Elisabeth Courland, Digital CSM at Agorapulse — “Digital CSMs are often afraid of sending emails because they worry that either 1) the emails won't be well written, or 2) emails will get lost in customers’ inboxes. Here’s what you have to do: make sure that when you send an email, it provides maximum value (don’t pitch, or say obvious things).
“We all have email and we all have to weed through at least 10 spam emails a day. It's exhausting—honestly, it’s a nightmare. So when customers receive an email, they have to get the added value. They have to immediately see how the message is serving them. For this to happen, you have to understand personas before sending out an email and each message must provide a clear call to action (CTA).
“When you’re the sender of emails, it's never about your company. It's never about the product. It's about your customer and his pain point. At the end of the day, no one cares about the product or its features. A product is just a way to achieve an objective. So my advice is to not speak about your product. Instead, let your emails be the advisor that your customers don't have enough money to pay for. Train your customers that your emails are always worth reading.”
Dan Ennis, CS Scale Team Manager at monday.com — “I see two big pitfalls people can fall into when developing a digital CS program. The first is making assumptions about your data. That’s the quickest way to ensure your data isn’t valuable. It can be really easy to see high numbers or product usage and then assume that indicates healthy customers.
“It’s also important to remember to avoid using 1:1 intervention thoughtlessly. If you have experience as a CSM, your natural go-to card is often to jump in and help customers 1:1. But that’s not necessarily the right move when building out a digital CS program. I always encourage others to intentionally hold that piece back a little. It’s a tool, not the tool. Later on you can leverage that 1:1 intervention for the truly strategic components, and focus on how to automate intervention within your Scale program.”

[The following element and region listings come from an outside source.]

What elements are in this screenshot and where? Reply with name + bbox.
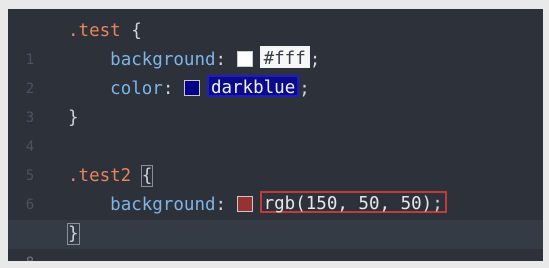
code-line-5[interactable]: 5 (8, 133, 543, 184)
color-swatch-icon[interactable] (183, 80, 200, 96)
css-value: darkblue (210, 78, 296, 98)
color-value-highlight[interactable]: rgb(150, 50, 50); (259, 191, 447, 214)
color-value-highlight[interactable]: #fff (259, 46, 310, 69)
code-line-7[interactable]: 7 background: rgb(150, 50, 50); (8, 191, 543, 242)
open-brace: { (131, 21, 142, 41)
css-property: background (110, 50, 216, 70)
code-line-2[interactable]: 2 background: #fff; (8, 46, 543, 97)
code-line-8[interactable]: 8 } (8, 220, 543, 261)
css-value: rgb(150, 50, 50) (263, 194, 433, 214)
color-swatch-icon[interactable] (236, 196, 253, 212)
semicolon: ; (299, 79, 310, 99)
colon: : (215, 50, 227, 70)
css-property: background (110, 195, 216, 215)
color-swatch-icon[interactable] (236, 51, 253, 67)
css-selector: .test (68, 21, 121, 41)
colon: : (215, 195, 227, 215)
semicolon: ; (309, 50, 321, 70)
code-line-1[interactable]: 1 .test { (8, 17, 543, 68)
css-value: #fff (263, 49, 306, 69)
color-value-highlight[interactable]: darkblue (206, 75, 300, 98)
line-number: 8 (8, 249, 52, 261)
code-editor[interactable]: 1 .test { 2 background: #fff; 3 color: d… (8, 9, 543, 261)
semicolon: ; (432, 194, 443, 214)
code-line-3[interactable]: 3 color: darkblue; (8, 75, 543, 126)
colon: : (162, 79, 174, 99)
css-property: color (110, 79, 163, 99)
close-brace: } (67, 223, 80, 245)
css-selector: .test2 (68, 166, 132, 186)
code-line-4[interactable]: 4 } (8, 104, 543, 155)
code-line-6[interactable]: 6 .test2 { (8, 162, 543, 213)
close-brace: } (68, 108, 79, 128)
open-brace: { (140, 165, 154, 187)
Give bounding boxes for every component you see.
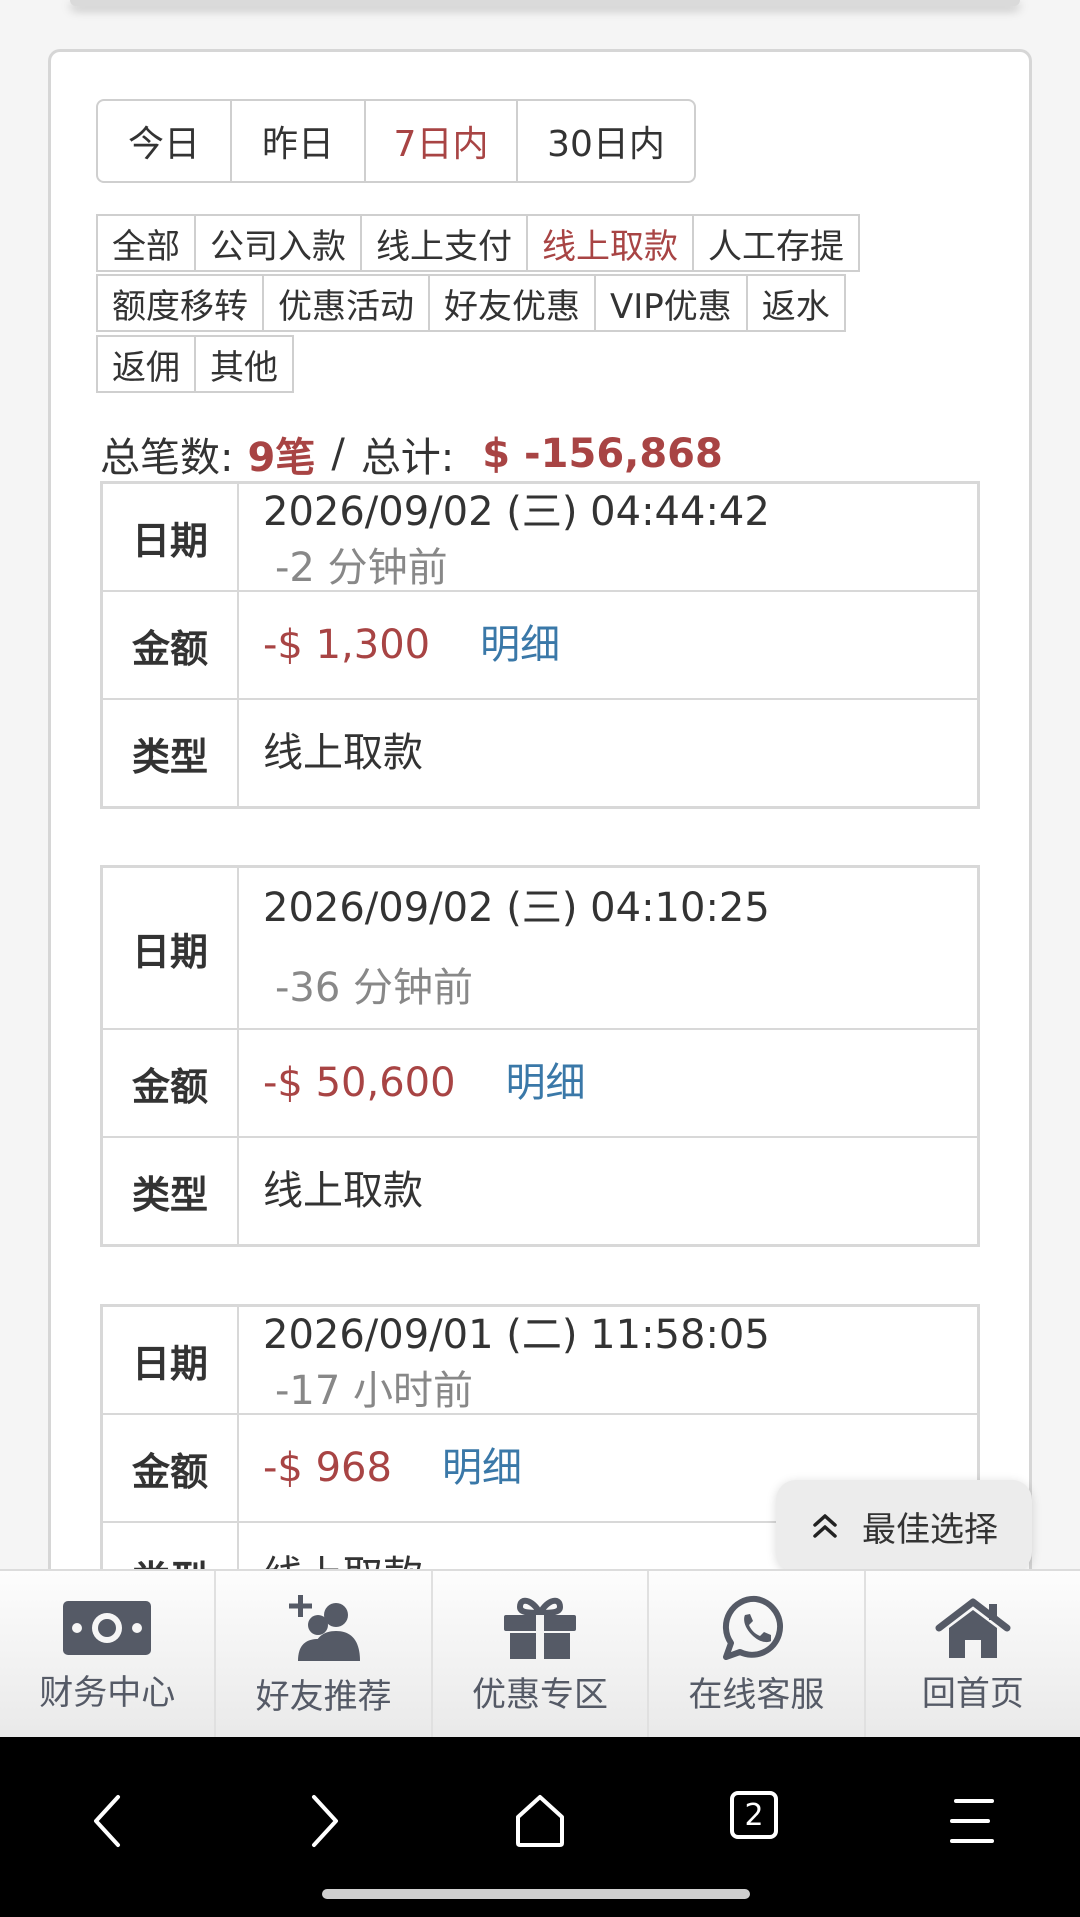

Lane Holt, Director of Scaled Programs at Gainsight — “One of the key pillars for our team is to lighten the load for CSMs. How can we make it easier to be a CSM here at Gainsight? Part of accomplishing that is to help send the right message, to the right customer, at the right time. For example, my team helped develop the communication strategy around our event Pulse alongside our Marketing team.
“We sent out an announcement about the tracks that would be available this year at the event. Then we followed up with an email on behalf of high-touch CSMs. That email said, based on the user’s persona, ‘These are the tracks that you should attend this year.’ The results were incredible—some of our quietest stakeholders responded, thanking the CSM for sharing this information.
“By automating this small piece for our CSMs, we helped save their time and energy in a big way. And we hit our registration numbers earlier than we've ever hit them before because of our thoughtful approach to sending messages to our users.”
Dickey Singh, CEO at Cast.app — “Of course, you cannot replicate white-glove experiences in environments when you have thousands of customers and not enough CSM coverage. So I recommend automating the top positive interactions or moments of truth of your named CSM experience to provide a great experience for customers at scale. For instance, take the best playbooks from your top 1:1 named accounts and consider digitizing those. That’s how you can scale this program.”